What still IS a finding (never drop):

  • Stripe secret keys (sk_live_, sk_test_)
  • AWS access keys (AKIA..., ASIA...)
  • GitHub PATs (ghp_, gho_, ghu_, ghs_, ghr_)
  • OpenAI keys (sk-..., sk-proj-...)
  • Anthropic keys (sk-ant-...)
  • Database connection URLs with embedded credentials
  • Private keys (-----BEGIN ...PRIVATE KEY-----)
  • Twilio Auth Tokens, SendGrid API keys, etc. — server-side credentials
  • Any key matched in a server-side path (api/, server/, backend/, routes/, lib/server/, files NOT under public output dirs)

The discipline: ask "if this key were swapped tomorrow, would the end-user-visible product break?" If yes (analytics, tag managers, SDK identifiers), it's public-by-design — drop. If no (auth, write operations, admin endpoints), it's a real secret — flag.

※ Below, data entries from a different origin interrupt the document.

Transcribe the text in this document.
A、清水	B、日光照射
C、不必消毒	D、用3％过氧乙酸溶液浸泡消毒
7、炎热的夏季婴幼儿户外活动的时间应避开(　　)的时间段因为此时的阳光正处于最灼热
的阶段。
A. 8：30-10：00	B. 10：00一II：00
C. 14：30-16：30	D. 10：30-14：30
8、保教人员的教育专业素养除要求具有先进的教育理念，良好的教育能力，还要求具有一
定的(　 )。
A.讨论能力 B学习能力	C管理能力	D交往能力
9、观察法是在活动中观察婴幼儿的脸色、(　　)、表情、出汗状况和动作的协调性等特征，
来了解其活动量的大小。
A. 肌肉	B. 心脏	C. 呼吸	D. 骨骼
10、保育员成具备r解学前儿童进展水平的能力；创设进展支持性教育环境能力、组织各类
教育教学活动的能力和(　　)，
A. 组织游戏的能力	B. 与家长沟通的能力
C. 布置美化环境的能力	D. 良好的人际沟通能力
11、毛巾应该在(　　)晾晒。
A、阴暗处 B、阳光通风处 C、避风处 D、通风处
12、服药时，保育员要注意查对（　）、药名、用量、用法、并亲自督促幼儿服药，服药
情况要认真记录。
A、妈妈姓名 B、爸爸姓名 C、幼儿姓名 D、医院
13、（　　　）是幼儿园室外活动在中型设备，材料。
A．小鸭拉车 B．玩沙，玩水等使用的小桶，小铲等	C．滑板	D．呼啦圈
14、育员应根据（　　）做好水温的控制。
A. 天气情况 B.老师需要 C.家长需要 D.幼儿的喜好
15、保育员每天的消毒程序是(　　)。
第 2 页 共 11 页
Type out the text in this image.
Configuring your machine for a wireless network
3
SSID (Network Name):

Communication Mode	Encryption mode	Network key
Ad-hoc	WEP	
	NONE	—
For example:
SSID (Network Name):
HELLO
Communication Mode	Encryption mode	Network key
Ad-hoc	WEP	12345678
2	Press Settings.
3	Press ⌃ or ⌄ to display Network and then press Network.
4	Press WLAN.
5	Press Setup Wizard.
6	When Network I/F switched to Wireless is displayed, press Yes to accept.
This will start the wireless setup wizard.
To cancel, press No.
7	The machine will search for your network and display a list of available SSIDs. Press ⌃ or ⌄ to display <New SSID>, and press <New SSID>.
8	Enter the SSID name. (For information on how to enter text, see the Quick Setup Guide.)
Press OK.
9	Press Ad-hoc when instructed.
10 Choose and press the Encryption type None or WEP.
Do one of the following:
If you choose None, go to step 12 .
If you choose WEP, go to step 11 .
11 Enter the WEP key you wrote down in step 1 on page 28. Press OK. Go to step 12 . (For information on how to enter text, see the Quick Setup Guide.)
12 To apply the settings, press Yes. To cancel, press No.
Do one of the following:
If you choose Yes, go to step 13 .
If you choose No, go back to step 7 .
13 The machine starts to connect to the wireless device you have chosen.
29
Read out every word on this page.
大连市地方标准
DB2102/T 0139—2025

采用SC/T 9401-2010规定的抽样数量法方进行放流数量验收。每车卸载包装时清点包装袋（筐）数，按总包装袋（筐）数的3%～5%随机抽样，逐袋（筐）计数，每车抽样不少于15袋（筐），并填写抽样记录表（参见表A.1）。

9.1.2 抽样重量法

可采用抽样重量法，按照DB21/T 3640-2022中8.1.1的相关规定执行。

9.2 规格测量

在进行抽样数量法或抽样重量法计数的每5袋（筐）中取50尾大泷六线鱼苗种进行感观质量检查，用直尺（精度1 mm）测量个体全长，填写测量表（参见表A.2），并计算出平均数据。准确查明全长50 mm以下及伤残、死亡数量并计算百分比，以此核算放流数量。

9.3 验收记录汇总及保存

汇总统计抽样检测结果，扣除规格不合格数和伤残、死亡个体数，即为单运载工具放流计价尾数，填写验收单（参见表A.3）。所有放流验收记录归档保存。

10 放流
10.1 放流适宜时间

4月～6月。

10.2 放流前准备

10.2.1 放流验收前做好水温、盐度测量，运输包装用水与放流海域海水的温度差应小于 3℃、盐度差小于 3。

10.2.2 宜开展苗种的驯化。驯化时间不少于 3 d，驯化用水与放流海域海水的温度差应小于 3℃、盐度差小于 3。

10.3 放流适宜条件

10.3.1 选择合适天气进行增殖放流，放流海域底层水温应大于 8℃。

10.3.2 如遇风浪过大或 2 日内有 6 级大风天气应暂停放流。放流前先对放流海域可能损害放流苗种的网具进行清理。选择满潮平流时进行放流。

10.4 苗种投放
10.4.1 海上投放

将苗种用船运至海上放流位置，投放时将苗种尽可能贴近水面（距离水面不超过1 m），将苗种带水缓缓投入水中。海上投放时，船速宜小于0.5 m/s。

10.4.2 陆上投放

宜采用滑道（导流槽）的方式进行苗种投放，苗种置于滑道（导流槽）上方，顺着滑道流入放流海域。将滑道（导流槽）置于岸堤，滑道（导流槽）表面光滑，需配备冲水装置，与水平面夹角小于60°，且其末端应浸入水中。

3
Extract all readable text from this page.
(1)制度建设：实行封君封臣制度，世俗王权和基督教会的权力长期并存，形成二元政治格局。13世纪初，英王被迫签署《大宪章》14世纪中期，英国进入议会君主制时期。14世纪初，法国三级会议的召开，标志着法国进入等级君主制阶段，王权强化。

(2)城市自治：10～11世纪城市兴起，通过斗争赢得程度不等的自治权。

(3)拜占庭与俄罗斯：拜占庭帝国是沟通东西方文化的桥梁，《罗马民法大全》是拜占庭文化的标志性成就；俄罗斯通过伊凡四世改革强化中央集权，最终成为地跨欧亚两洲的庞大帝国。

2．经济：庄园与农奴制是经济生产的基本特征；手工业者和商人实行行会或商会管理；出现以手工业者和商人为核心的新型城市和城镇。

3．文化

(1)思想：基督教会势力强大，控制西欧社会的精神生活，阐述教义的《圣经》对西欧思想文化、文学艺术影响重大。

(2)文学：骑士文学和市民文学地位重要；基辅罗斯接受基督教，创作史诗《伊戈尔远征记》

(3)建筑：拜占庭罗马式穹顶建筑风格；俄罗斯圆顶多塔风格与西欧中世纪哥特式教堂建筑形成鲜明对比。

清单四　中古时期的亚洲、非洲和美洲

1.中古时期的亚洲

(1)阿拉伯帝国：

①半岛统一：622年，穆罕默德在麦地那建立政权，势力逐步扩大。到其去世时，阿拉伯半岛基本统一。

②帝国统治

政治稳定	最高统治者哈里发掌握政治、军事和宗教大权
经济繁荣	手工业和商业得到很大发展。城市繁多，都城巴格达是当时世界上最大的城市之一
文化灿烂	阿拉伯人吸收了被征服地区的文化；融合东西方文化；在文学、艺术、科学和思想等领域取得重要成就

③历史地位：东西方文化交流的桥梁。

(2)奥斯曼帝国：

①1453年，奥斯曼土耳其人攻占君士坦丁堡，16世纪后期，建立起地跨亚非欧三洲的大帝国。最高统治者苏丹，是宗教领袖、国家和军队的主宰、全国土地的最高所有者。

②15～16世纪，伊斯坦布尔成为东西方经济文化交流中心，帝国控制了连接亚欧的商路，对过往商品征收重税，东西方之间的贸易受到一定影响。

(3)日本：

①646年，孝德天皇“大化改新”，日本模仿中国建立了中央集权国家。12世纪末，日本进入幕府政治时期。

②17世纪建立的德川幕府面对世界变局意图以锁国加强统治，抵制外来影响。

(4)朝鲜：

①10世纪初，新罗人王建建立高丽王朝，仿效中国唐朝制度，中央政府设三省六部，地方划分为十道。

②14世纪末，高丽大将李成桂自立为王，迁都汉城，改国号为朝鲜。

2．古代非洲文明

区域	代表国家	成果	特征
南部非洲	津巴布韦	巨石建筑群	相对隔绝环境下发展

Finding source: 2026-05-05 audit of wasp-lang/open-saas flagged 3 PostHog/Reo public keys in opensaas-sh/blog/public/scripts/. All 3 were correctly self-FP'd by the scorer. Adding this filter prevents the audit cycle from being burned on the same false positive shape.

Finding Validation

After the pre-match filter, verify each surviving Critical or High result:

  • Confirm the file is in an executable context (not documentation)
  • Verify the pattern is reachable at runtime (not dead code behind a feature flag)
  • Cross-reference with the project's test suite — a pattern in test fixtures is lower risk

Report Format

The security scan section in an audit report follows this structure:

## Security Scan

| Severity | Count |
|----------|-------|
| Critical | N |
| High | N |
| Medium | N |
| Low | N |

### Findings

| # | Severity | File | Line | Pattern | Description |
|---|----------|------|------|---------|-------------|

Risk Gate

If any Critical or High findings exist, the contribute-approved label must NOT be applied. The audit report must include a prominent warning and the tracking issue must link to the security findings.

Scope Note

This skill covers the security-pattern catalog and risk-gate logic used by the security-scanner agent. For the schemas of executable artifacts the scanner inspects (hooks, scripts, MCP configs), see nlpm:conventions. For the broader anti-pattern catalog covering NL-quality issues that are not security risks, see nlpm:patterns.